De leur côté, les exploitants des sites retiennent plutôt la notion de flexibilité : agilité signifie un besoin utilisateur en évolution constante et donc un environnement de travail qui doit s’adapter.

Au-delà du gradin, l’agilité conduit à reconsidérer tout l’environnement de travail, car elle repense l’organisation du travail. De nombreuses organisations possèdent une structure fonctionnelle avec des directions R&D, ingénierie, commerciale, marketing, finance, etc. Les métiers sont regroupés par expertise et agissent dans leur domaine de compétence.
Cette spécialisation se retrouve au sein des directions (la R&D est souvent organisée en pôles, par exemple) et présente l’inconvénient fréquent de créer les fameux « silos » (les process y précisent qui doit/peut parler à qui). Elle conduit à du développement en cascade où chaque équipe travaille sur sa partie, sans toujours mesurer les impacts de son travail sur les autres.
D’autres entreprises sont structurées par division (Europe du Sud/Europe du Nord ; civile/militaire ; conseil/industrie, etc.) Les expertises y sont intégrées dans des pôles plus ou moins autonomes. Ici, le risque est le chevauchement. Les divisions ne mutualisent pas leurs besoins et risquent de développer des solutions ou produits similaires. Cependant, elles travailleront plus facilement de façon intégrée, car elles dépendent d’une même ligne hiérarchique.
Certaines entreprises ont mis en place une organisation matricielle cherchant à mixer les deux précédentes. Un collaborateur aura alors deux référents : un fonctionnel, avec lequel il va travailler les sujets d’expertise métier et un référent de division, avec qui il va axer ses efforts sur le développement de projets transverses. S’il évite silos et chevauchements, ce type d’organisation est réputé générer une certaine complexité. Pour le collaborateur, elle nécessite d’équilibrer sa relation avec deux référents n’ayant pas toujours la même nature de pouvoir. L’organisation matricielle impose ainsi une communication renforcée pour échanger sur des objectifs différents et aligner les différentes parties prenantes sur les moyens à allouer pour y parvenir.

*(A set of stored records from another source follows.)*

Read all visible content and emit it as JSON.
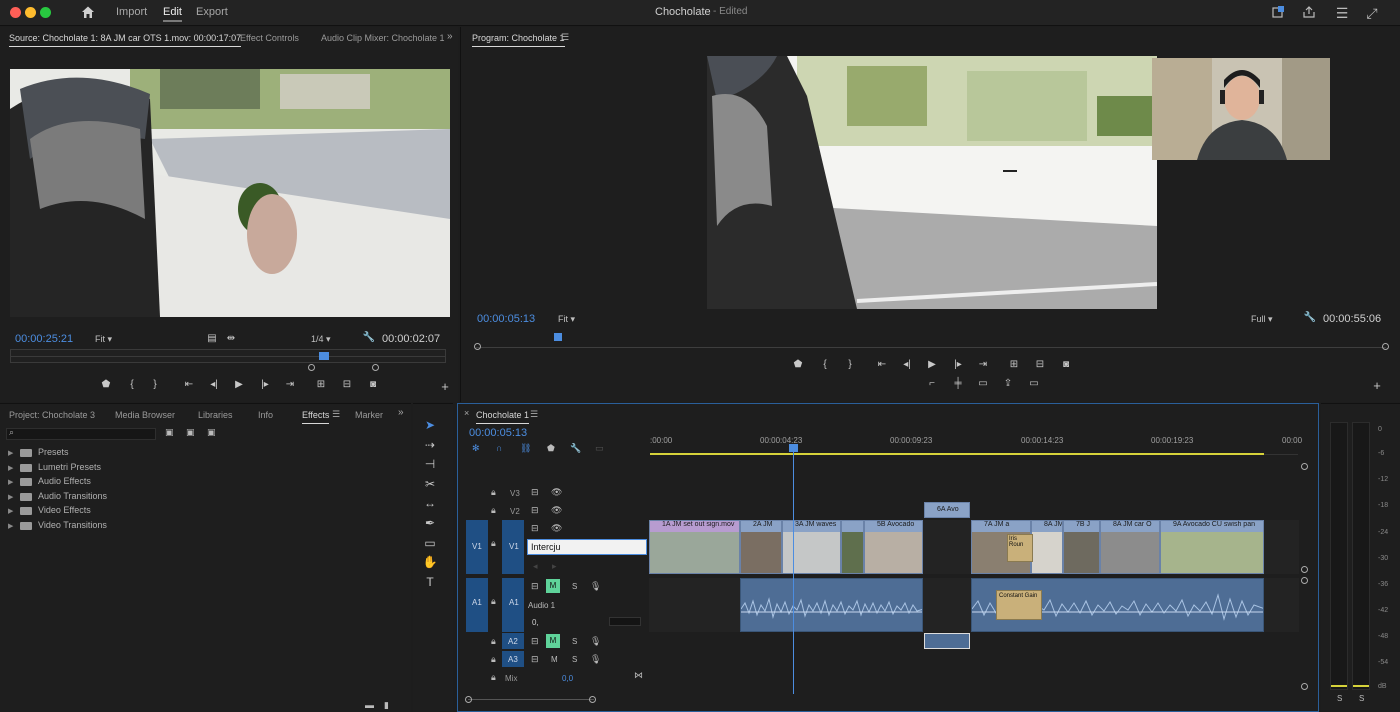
{
  "titlebar": {
    "tabs": [
      "Import",
      "Edit",
      "Export"
    ],
    "active_tab": "Edit",
    "project_title": "Chocholate",
    "project_status": "- Edited"
  },
  "source_monitor": {
    "tabs": [
      "Source: Chocholate 1: 8A JM car OTS 1.mov: 00:00:17:07",
      "Effect Controls",
      "Audio Clip Mixer: Chocholate 1"
    ],
    "timecode": "00:00:25:21",
    "fit": "Fit",
    "resolution": "1/4",
    "duration": "00:00:02:07",
    "playhead_fraction": 0.72
  },
  "program_monitor": {
    "title": "Program: Chocholate 1",
    "timecode": "00:00:05:13",
    "fit": "Fit",
    "resolution": "Full",
    "duration": "00:00:55:06",
    "playhead_fraction": 0.09
  },
  "project_panel": {
    "tabs": [
      "Project: Chocholate 3",
      "Media Browser",
      "Libraries",
      "Info",
      "Effects",
      "Marker"
    ],
    "active_tab": "Effects",
    "search_placeholder": "",
    "items": [
      "Presets",
      "Lumetri Presets",
      "Audio Effects",
      "Audio Transitions",
      "Video Effects",
      "Video Transitions"
    ]
  },
  "timeline": {
    "title": "Chocholate 1",
    "timecode": "00:00:05:13",
    "ruler": [
      ":00:00",
      "00:00:04:23",
      "00:00:09:23",
      "00:00:14:23",
      "00:00:19:23",
      "00:00"
    ],
    "tracks": {
      "v3": "V3",
      "v2": "V2",
      "v1": "V1",
      "v1_src": "V1",
      "a1": "A1",
      "a1_src": "A1",
      "a1_name": "Audio 1",
      "a2": "A2",
      "a3": "A3",
      "mix_label": "Mix",
      "mix_value": "0,0",
      "a1_volume": "0,"
    },
    "rename_input": "Intercju",
    "v2_clip": "6A Avo",
    "v1_clips": [
      "1A JM set out sign.mov",
      "2A JM",
      "3A JM waves",
      "",
      "5B Avocado",
      "7A JM a",
      "8A JM",
      "7B J",
      "8A JM car O",
      "9A Avocado CU swish pan"
    ],
    "overlay_labels": [
      "Iris Roun",
      "Constant Gain"
    ],
    "mute_label": "M",
    "solo_label": "S"
  },
  "meters": {
    "scale": [
      "0",
      "-6",
      "-12",
      "-18",
      "-24",
      "-30",
      "-36",
      "-42",
      "-48",
      "-54",
      "dB"
    ],
    "solo_labels": [
      "S",
      "S"
    ]
  }
}
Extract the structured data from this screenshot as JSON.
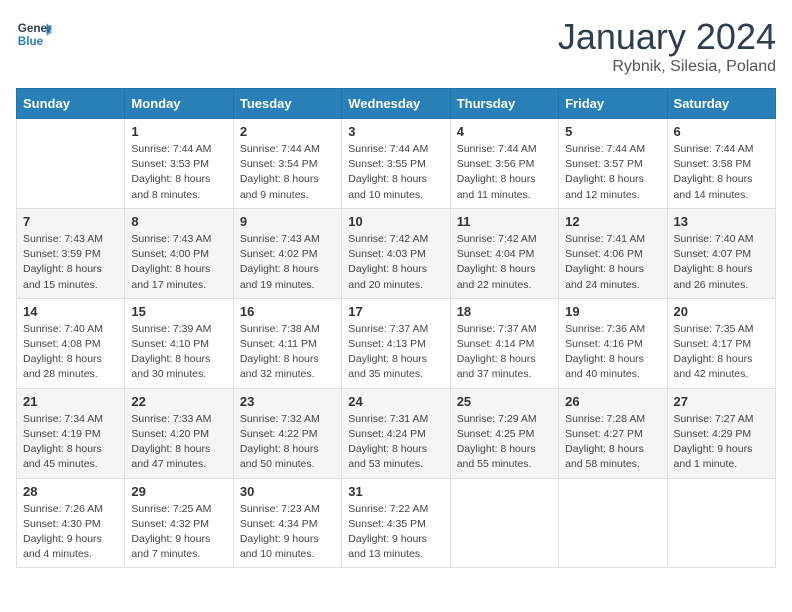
{
  "logo": {
    "line1": "General",
    "line2": "Blue"
  },
  "title": "January 2024",
  "location": "Rybnik, Silesia, Poland",
  "days": [
    "Sunday",
    "Monday",
    "Tuesday",
    "Wednesday",
    "Thursday",
    "Friday",
    "Saturday"
  ],
  "weeks": [
    [
      {
        "date": "",
        "content": ""
      },
      {
        "date": "1",
        "content": "Sunrise: 7:44 AM\nSunset: 3:53 PM\nDaylight: 8 hours\nand 8 minutes."
      },
      {
        "date": "2",
        "content": "Sunrise: 7:44 AM\nSunset: 3:54 PM\nDaylight: 8 hours\nand 9 minutes."
      },
      {
        "date": "3",
        "content": "Sunrise: 7:44 AM\nSunset: 3:55 PM\nDaylight: 8 hours\nand 10 minutes."
      },
      {
        "date": "4",
        "content": "Sunrise: 7:44 AM\nSunset: 3:56 PM\nDaylight: 8 hours\nand 11 minutes."
      },
      {
        "date": "5",
        "content": "Sunrise: 7:44 AM\nSunset: 3:57 PM\nDaylight: 8 hours\nand 12 minutes."
      },
      {
        "date": "6",
        "content": "Sunrise: 7:44 AM\nSunset: 3:58 PM\nDaylight: 8 hours\nand 14 minutes."
      }
    ],
    [
      {
        "date": "7",
        "content": "Sunrise: 7:43 AM\nSunset: 3:59 PM\nDaylight: 8 hours\nand 15 minutes."
      },
      {
        "date": "8",
        "content": "Sunrise: 7:43 AM\nSunset: 4:00 PM\nDaylight: 8 hours\nand 17 minutes."
      },
      {
        "date": "9",
        "content": "Sunrise: 7:43 AM\nSunset: 4:02 PM\nDaylight: 8 hours\nand 19 minutes."
      },
      {
        "date": "10",
        "content": "Sunrise: 7:42 AM\nSunset: 4:03 PM\nDaylight: 8 hours\nand 20 minutes."
      },
      {
        "date": "11",
        "content": "Sunrise: 7:42 AM\nSunset: 4:04 PM\nDaylight: 8 hours\nand 22 minutes."
      },
      {
        "date": "12",
        "content": "Sunrise: 7:41 AM\nSunset: 4:06 PM\nDaylight: 8 hours\nand 24 minutes."
      },
      {
        "date": "13",
        "content": "Sunrise: 7:40 AM\nSunset: 4:07 PM\nDaylight: 8 hours\nand 26 minutes."
      }
    ],
    [
      {
        "date": "14",
        "content": "Sunrise: 7:40 AM\nSunset: 4:08 PM\nDaylight: 8 hours\nand 28 minutes."
      },
      {
        "date": "15",
        "content": "Sunrise: 7:39 AM\nSunset: 4:10 PM\nDaylight: 8 hours\nand 30 minutes."
      },
      {
        "date": "16",
        "content": "Sunrise: 7:38 AM\nSunset: 4:11 PM\nDaylight: 8 hours\nand 32 minutes."
      },
      {
        "date": "17",
        "content": "Sunrise: 7:37 AM\nSunset: 4:13 PM\nDaylight: 8 hours\nand 35 minutes."
      },
      {
        "date": "18",
        "content": "Sunrise: 7:37 AM\nSunset: 4:14 PM\nDaylight: 8 hours\nand 37 minutes."
      },
      {
        "date": "19",
        "content": "Sunrise: 7:36 AM\nSunset: 4:16 PM\nDaylight: 8 hours\nand 40 minutes."
      },
      {
        "date": "20",
        "content": "Sunrise: 7:35 AM\nSunset: 4:17 PM\nDaylight: 8 hours\nand 42 minutes."
      }
    ],
    [
      {
        "date": "21",
        "content": "Sunrise: 7:34 AM\nSunset: 4:19 PM\nDaylight: 8 hours\nand 45 minutes."
      },
      {
        "date": "22",
        "content": "Sunrise: 7:33 AM\nSunset: 4:20 PM\nDaylight: 8 hours\nand 47 minutes."
      },
      {
        "date": "23",
        "content": "Sunrise: 7:32 AM\nSunset: 4:22 PM\nDaylight: 8 hours\nand 50 minutes."
      },
      {
        "date": "24",
        "content": "Sunrise: 7:31 AM\nSunset: 4:24 PM\nDaylight: 8 hours\nand 53 minutes."
      },
      {
        "date": "25",
        "content": "Sunrise: 7:29 AM\nSunset: 4:25 PM\nDaylight: 8 hours\nand 55 minutes."
      },
      {
        "date": "26",
        "content": "Sunrise: 7:28 AM\nSunset: 4:27 PM\nDaylight: 8 hours\nand 58 minutes."
      },
      {
        "date": "27",
        "content": "Sunrise: 7:27 AM\nSunset: 4:29 PM\nDaylight: 9 hours\nand 1 minute."
      }
    ],
    [
      {
        "date": "28",
        "content": "Sunrise: 7:26 AM\nSunset: 4:30 PM\nDaylight: 9 hours\nand 4 minutes."
      },
      {
        "date": "29",
        "content": "Sunrise: 7:25 AM\nSunset: 4:32 PM\nDaylight: 9 hours\nand 7 minutes."
      },
      {
        "date": "30",
        "content": "Sunrise: 7:23 AM\nSunset: 4:34 PM\nDaylight: 9 hours\nand 10 minutes."
      },
      {
        "date": "31",
        "content": "Sunrise: 7:22 AM\nSunset: 4:35 PM\nDaylight: 9 hours\nand 13 minutes."
      },
      {
        "date": "",
        "content": ""
      },
      {
        "date": "",
        "content": ""
      },
      {
        "date": "",
        "content": ""
      }
    ]
  ]
}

Comme la crise de la Covid-19 nous le rappelle d’une façon assez brutale, les organisations évoluent dans un contexte darwinien. La survie n’est possible qu’au prix d’évolutions perpétuelles dans un contexte concurrentiel. Les modèles fonctionnels, en division ou matriciels, résolvent les questions du travail en cascade et des chevauchements, mais souvent au prix de lourdeurs ou de complexités transactionnelles.
La promesse des méthodes agiles est de résorber ces dernières. Elles autonomisent et responsabilisent les équipes en partant du principe que les meilleures solutions viendront des sachants de terrain.
Le manager ne joue plus un rôle de supervision et d’évaluation. Sa fonction se transforme et inclut deux rôles : le premier est de fixer les objectifs, synchroniser et allouer les ressources ; le second est de développer l’expertise. Les équipes opérationnelles (squads, en jargon) regroupent différentes expertises. Ces dernières se développent au sein de communautés ou de groupes de centres d’intérêt (chapters). Selon la méthode agile choisie, d’autres rôles apparaissent. Dans Scrum (une des méthodologies de conception les plus répandues), il y a des maîtres de produit (product owners) qui représentent l’utilisateur final, des maîtres de mêlée (scrum masters) qui facilitent l’organisation du travail et des développeurs. Dans les grands projets menés, par exemple, avec la méthode SAFe (Scaled Agile Framework), les équipes sont divisées en wagons formant des trains. L’ensemble des wagons se retrouve régulièrement, à l’issue de sprints courts, lors de grands évènements de partage (PI Planning, Program Increment Planning). Chaque wagon vit ses propres rites : mêlée quotidienne (daily meetings), revue de fin d’étape (sprint reviews), etc. Un autre grand principe des méthodes agiles est la transparence. La bonne synchronisation de l’ensemble tient au fait que tous partagent les mêmes outils permettant de savoir ce qui se passe partout, en temps réel.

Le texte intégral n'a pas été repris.